Scroll untuk baca artikel
Example 325x300
Example floating
Example floating
Example 728x250
SOSIAL

OPINI | KEDAULATAN PANGAN 2045: Mimpi Besar dari Perbatasan Negeri

Avatar photo
19
×

OPINI | KEDAULATAN PANGAN 2045: Mimpi Besar dari Perbatasan Negeri

Sebarkan artikel ini
Example 468x60

Oleh: Komunitas Rakyat Indonesia Unggul (RIU) — Tody A. Prabu, S.H. (Ketum RIU / Waketum DPP FABEM)

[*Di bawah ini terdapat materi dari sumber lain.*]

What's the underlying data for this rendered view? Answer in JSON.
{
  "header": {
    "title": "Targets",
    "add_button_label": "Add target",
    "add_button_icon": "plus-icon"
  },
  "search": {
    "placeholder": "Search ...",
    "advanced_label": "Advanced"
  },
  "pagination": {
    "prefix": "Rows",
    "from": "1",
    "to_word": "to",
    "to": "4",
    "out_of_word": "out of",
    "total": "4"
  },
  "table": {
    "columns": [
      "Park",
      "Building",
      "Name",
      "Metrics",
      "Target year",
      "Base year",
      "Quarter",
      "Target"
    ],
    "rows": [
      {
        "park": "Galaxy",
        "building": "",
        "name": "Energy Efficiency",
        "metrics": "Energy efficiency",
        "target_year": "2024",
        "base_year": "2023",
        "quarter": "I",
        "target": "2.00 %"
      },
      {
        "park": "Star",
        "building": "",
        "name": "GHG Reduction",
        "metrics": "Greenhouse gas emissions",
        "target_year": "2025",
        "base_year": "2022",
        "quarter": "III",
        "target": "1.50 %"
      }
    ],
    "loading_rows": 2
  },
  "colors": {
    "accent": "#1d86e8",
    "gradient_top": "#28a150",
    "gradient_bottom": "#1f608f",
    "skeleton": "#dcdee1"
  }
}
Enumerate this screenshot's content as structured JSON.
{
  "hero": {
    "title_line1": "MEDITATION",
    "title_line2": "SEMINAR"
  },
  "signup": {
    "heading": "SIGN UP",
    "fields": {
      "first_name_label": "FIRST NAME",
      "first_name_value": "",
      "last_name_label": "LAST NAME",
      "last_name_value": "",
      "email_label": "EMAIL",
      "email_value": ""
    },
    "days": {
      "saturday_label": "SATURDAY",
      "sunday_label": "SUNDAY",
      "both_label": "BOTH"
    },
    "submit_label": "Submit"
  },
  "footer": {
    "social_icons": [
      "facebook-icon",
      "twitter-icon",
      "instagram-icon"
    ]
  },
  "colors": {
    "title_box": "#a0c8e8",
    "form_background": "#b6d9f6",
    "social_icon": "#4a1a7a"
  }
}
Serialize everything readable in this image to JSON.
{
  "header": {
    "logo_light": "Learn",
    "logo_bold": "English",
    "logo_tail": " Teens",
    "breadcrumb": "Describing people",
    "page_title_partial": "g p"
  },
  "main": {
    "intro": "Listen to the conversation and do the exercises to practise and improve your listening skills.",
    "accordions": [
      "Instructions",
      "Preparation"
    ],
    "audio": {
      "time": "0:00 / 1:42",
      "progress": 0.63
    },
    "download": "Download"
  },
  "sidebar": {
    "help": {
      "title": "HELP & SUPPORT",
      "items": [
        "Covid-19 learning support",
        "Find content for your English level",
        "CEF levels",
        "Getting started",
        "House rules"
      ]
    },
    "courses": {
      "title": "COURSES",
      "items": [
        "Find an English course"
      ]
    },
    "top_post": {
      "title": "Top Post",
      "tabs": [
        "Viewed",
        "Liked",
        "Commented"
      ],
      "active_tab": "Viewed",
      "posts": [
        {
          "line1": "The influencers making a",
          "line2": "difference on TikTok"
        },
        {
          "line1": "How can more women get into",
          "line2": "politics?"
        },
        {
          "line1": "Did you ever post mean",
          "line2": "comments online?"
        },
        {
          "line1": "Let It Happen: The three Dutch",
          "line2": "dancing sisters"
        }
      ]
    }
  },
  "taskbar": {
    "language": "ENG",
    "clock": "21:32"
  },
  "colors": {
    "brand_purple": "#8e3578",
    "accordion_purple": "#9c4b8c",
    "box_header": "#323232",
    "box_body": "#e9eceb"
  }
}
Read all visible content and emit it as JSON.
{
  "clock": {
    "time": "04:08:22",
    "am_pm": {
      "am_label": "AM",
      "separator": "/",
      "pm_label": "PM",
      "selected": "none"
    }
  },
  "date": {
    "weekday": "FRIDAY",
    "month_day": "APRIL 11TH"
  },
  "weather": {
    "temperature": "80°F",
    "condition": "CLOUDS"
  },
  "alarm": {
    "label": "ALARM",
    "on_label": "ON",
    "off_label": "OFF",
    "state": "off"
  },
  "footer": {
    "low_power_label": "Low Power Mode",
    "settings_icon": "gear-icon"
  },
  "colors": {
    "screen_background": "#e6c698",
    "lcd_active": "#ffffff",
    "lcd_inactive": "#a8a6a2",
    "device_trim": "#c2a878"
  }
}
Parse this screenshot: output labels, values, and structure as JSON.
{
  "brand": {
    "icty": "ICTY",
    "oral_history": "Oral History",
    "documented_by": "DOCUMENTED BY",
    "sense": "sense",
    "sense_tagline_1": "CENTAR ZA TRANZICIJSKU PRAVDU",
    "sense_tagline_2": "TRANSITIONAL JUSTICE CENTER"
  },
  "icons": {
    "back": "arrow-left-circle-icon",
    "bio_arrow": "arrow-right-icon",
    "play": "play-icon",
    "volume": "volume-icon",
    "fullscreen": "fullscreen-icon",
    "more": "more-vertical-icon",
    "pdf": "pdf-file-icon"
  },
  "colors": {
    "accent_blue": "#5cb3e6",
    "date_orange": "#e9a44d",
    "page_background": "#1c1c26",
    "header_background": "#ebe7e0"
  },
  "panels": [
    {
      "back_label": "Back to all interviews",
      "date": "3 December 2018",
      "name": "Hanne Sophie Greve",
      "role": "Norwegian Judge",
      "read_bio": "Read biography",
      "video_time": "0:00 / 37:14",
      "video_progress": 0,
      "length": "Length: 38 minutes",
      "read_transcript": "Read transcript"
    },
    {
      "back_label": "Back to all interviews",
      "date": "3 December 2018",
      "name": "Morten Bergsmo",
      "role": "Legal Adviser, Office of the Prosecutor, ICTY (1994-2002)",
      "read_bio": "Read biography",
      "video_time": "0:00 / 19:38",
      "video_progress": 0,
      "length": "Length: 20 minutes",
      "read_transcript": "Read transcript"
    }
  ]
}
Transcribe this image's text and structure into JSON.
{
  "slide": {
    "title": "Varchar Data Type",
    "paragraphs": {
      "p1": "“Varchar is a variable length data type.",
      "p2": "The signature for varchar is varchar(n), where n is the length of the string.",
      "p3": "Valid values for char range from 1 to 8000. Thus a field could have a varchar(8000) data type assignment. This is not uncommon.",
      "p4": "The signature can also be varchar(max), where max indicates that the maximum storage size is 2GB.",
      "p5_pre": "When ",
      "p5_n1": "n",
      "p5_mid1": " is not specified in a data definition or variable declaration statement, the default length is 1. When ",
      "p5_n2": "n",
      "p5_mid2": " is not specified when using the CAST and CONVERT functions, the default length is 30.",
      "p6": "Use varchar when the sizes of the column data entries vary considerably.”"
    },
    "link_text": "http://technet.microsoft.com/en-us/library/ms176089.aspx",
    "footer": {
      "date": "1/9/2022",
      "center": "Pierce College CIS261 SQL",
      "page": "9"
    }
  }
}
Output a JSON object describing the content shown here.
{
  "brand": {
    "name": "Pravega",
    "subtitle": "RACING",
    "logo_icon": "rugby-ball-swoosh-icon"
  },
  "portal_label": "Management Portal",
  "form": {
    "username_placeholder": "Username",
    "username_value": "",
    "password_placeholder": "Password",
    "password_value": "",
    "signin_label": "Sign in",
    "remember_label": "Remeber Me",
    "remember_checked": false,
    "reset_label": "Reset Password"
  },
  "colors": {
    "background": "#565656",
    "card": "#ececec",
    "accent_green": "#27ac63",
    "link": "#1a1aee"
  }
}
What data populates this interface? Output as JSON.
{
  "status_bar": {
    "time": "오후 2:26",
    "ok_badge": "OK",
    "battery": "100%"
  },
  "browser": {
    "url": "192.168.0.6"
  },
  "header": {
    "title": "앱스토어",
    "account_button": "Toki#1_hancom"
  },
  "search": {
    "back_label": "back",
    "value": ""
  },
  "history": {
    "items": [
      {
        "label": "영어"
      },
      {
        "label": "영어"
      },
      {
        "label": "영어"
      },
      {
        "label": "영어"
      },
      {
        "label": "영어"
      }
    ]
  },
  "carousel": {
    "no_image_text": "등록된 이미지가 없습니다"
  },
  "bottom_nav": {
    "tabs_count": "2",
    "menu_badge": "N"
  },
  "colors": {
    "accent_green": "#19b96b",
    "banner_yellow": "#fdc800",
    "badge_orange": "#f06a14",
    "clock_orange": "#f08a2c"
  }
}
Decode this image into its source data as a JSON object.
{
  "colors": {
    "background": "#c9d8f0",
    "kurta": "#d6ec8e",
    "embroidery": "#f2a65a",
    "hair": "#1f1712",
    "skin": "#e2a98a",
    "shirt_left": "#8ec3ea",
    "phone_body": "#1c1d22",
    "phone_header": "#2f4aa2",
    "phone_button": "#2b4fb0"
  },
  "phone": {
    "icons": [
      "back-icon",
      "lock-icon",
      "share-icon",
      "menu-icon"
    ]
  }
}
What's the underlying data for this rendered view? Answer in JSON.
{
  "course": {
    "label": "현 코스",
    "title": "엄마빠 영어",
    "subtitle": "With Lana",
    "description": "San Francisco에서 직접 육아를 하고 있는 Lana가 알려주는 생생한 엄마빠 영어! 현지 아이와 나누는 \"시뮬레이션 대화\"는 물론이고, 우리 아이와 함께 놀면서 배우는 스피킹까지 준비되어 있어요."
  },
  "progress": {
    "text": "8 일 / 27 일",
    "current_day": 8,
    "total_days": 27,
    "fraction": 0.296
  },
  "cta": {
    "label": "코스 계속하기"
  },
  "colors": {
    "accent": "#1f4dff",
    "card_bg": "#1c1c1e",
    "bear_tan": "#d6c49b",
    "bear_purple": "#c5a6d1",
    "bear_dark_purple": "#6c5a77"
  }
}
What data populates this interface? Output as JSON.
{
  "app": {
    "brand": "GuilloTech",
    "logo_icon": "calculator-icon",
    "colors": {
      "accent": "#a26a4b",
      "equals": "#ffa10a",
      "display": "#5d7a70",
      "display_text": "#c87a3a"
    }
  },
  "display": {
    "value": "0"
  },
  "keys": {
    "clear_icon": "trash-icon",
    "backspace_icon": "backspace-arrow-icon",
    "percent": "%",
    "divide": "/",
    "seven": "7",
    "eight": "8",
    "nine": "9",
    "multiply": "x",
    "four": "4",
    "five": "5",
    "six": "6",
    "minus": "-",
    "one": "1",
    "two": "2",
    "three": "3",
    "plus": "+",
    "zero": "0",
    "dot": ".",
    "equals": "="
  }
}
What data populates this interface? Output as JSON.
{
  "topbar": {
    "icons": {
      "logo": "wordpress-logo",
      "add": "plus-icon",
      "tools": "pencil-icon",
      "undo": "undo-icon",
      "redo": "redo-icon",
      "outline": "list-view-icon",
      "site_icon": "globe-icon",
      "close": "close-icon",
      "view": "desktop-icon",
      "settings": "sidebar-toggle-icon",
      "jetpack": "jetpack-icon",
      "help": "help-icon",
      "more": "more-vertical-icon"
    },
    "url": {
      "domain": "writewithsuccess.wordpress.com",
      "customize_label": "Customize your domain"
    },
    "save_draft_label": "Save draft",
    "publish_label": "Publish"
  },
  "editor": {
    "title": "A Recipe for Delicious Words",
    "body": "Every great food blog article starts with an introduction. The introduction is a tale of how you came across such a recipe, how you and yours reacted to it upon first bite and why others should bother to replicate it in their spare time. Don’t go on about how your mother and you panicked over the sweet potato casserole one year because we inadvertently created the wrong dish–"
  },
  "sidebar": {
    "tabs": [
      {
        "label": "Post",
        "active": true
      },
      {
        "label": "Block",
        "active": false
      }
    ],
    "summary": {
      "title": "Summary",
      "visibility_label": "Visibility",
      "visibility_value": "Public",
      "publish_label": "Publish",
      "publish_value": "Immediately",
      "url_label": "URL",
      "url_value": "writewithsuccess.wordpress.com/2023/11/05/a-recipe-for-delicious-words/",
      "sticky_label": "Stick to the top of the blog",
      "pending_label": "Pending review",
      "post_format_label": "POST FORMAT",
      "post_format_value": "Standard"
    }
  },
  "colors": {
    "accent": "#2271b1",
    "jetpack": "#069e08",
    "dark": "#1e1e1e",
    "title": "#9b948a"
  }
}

metropolitanpost.id –  Di tengah ketidakpastian global dan dinamika geopolitik yang terus berubah, Indonesia menatap satu mimpi besar: menjadi Lumbung Pangan Dunia tahun 2045, bertepatan dengan seratus tahun kemerdekaan bangsa.

Example 300x600

 

Visi ini bukan sekadar slogan kosong. Kementerian Pertanian telah menyusun langkah-langkah strategis, termasuk pengembangan kawasan perbatasan sebagai basis pertanian berorientasi ekspor.

 

Namun, pertanyaannya kini bukan “mungkin atau tidak?”, melainkan: “apakah kita sungguh-sungguh bersiap?”

 

Perbatasan: Dari Pinggiran Menjadi Ujung Tombak

Wilayah perbatasan selama ini kerap hanya disebut saat terjadi konflik atau isu keamanan. Padahal, kawasan tersebut merupakan beranda terdepan negara yang berbatasan langsung dengan negara tetangga.

 

Menjadikannya sebagai pusat pertumbuhan pangan berorientasi ekspor—melalui program Lumbung Pangan Berorientasi Ekspor di Wilayah Perbatasan (LPBE-WP)—merupakan langkah strategis dan simbolik.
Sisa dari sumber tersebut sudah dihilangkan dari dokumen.